THE gold price The spot continued its rise this Wednesday, when it exceeded the threshold of $4,500 per ounce for the first time in its history, poised to close out its best year since 1979 for this safe haven asset, with a cumulative revaluation of more than 70% in 2025.
The prospects of further interest rate cuts in the United States and persistent geopolitical instability has once again driven up the price of this raw material in cash up to a maximum of $4,525.96with an increase of 0.9% compared to yesterday’s closing data. So, the price of an ounce of gold accumulates so far this year a rebound of 72.5%.
In addition to gold, the price of silver notably accelerated its rise this Wednesday with an increase of 2.3% compared to the previous session, until reaching a new record of $72,750 per ounce. In 2025, the price of silver will increase by 149%. In contrast, platinum futures rose 4.7% before opening in Europereaching an intraday high of $2,394.75. The metal’s revaluation so far this year is therefore around 163%.
The different uses given to the two metals also affect their price. Half of the demand for gold It comes from investments (bullion, coins and exchange-traded funds) and demand from central banks, while only a sixth of the money is intended for investment purposes. Gold also plays a larger role for jewelry (over 40%) than silver (over 20% if combined with silverware).

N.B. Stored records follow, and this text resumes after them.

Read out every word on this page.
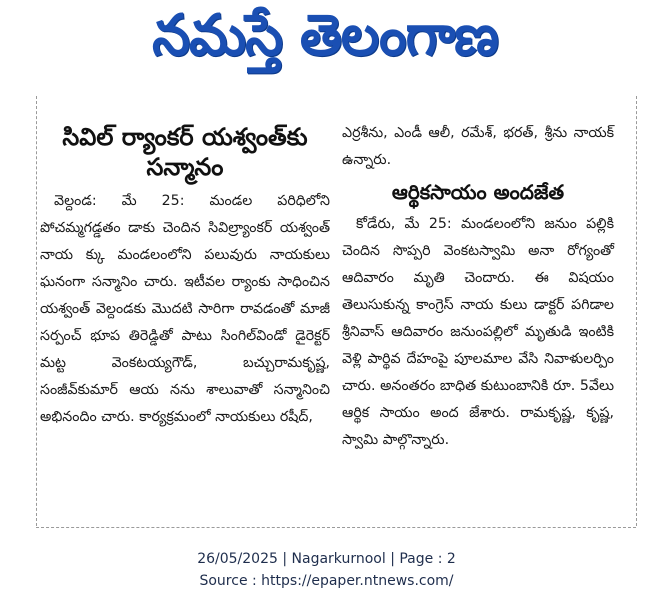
నమస్తే తెలంగాణ
సివిల్ ర్యాంకర్ యశ్వంత్‌కు సన్మానం
వెల్దండ: మే 25: మండల పరిధిలోని పోచమ్మగడ్డతం డాకు చెందిన సివిల్ర్యాంకర్ యశ్వంత్ నాయ క్కు మండలంలోని పలువురు నాయకులు ఘనంగా సన్మానిం చారు. ఇటీవల ర్యాంకు సాధించిన యశ్వంత్ వెల్దండకు మొదటి సారిగా రావడంతో మాజీ సర్పంచ్ భూప తిరెడ్డితో పాటు సింగిల్‌విండో డైరెక్టర్ మట్ట వెంకటయ్యగౌడ్, బచ్చురామకృష్ణ, సంజీవ్‌కుమార్ ఆయ నను శాలువాతో సన్మానించి అభినందిం చారు. కార్యక్రమంలో నాయకులు రషీద్,
ఎర్రశీను, ఎండీ ఆలీ, రమేశ్, భరత్, శ్రీను నాయక్ ఉన్నారు.
ఆర్థికసాయం అందజేత
కోడేరు, మే 25: మండలంలోని జనుం పల్లికి చెందిన సొప్పరి వెంకటస్వామి అనా రోగ్యంతో ఆదివారం మృతి చెందారు. ఈ విషయం తెలుసుకున్న కాంగ్రెస్ నాయ కులు డాక్టర్ పగిడాల శ్రీనివాస్ ఆదివారం జనుంపల్లిలో మృతుడి ఇంటికి వెళ్లి పార్థివ దేహంపై పూలమాల వేసి నివాళులర్పిం చారు. అనంతరం బాధిత కుటుంబానికి రూ. 5వేలు ఆర్థిక సాయం అంద జేశారు. రామకృష్ణ, కృష్ణ, స్వామి పాల్గొన్నారు.
26/05/2025 | Nagarkurnool | Page : 2
Source : https://epaper.ntnews.com/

On the other hand, the industrial use of gold is rare (less than 10%), while most of the money is used in this sector (around 60%), with electrical and electronic applications as well as photovoltaic energy being the most important areas. Thus, the price of silver is more tied to the global economic cycle, making it more prone to corrections if the global economy slows down.
In addition to gold purchases by central banks, the prospect of a further rate cuts from the Fed in 2026especially after the November inflation data of 2.7% was much better than expected, lowers the price of the dollar against major currencies, making it cheaper for non-U.S. investors to buy gold.
The market sees in this metal a way to avoid sovereign debts and currencies and thus guard against growing budget deficitswhile massive purchases by central banks are also pushing up its price. From Goldman Sachs, they affirm that they will maintain the buying fever, pushed by the central banks.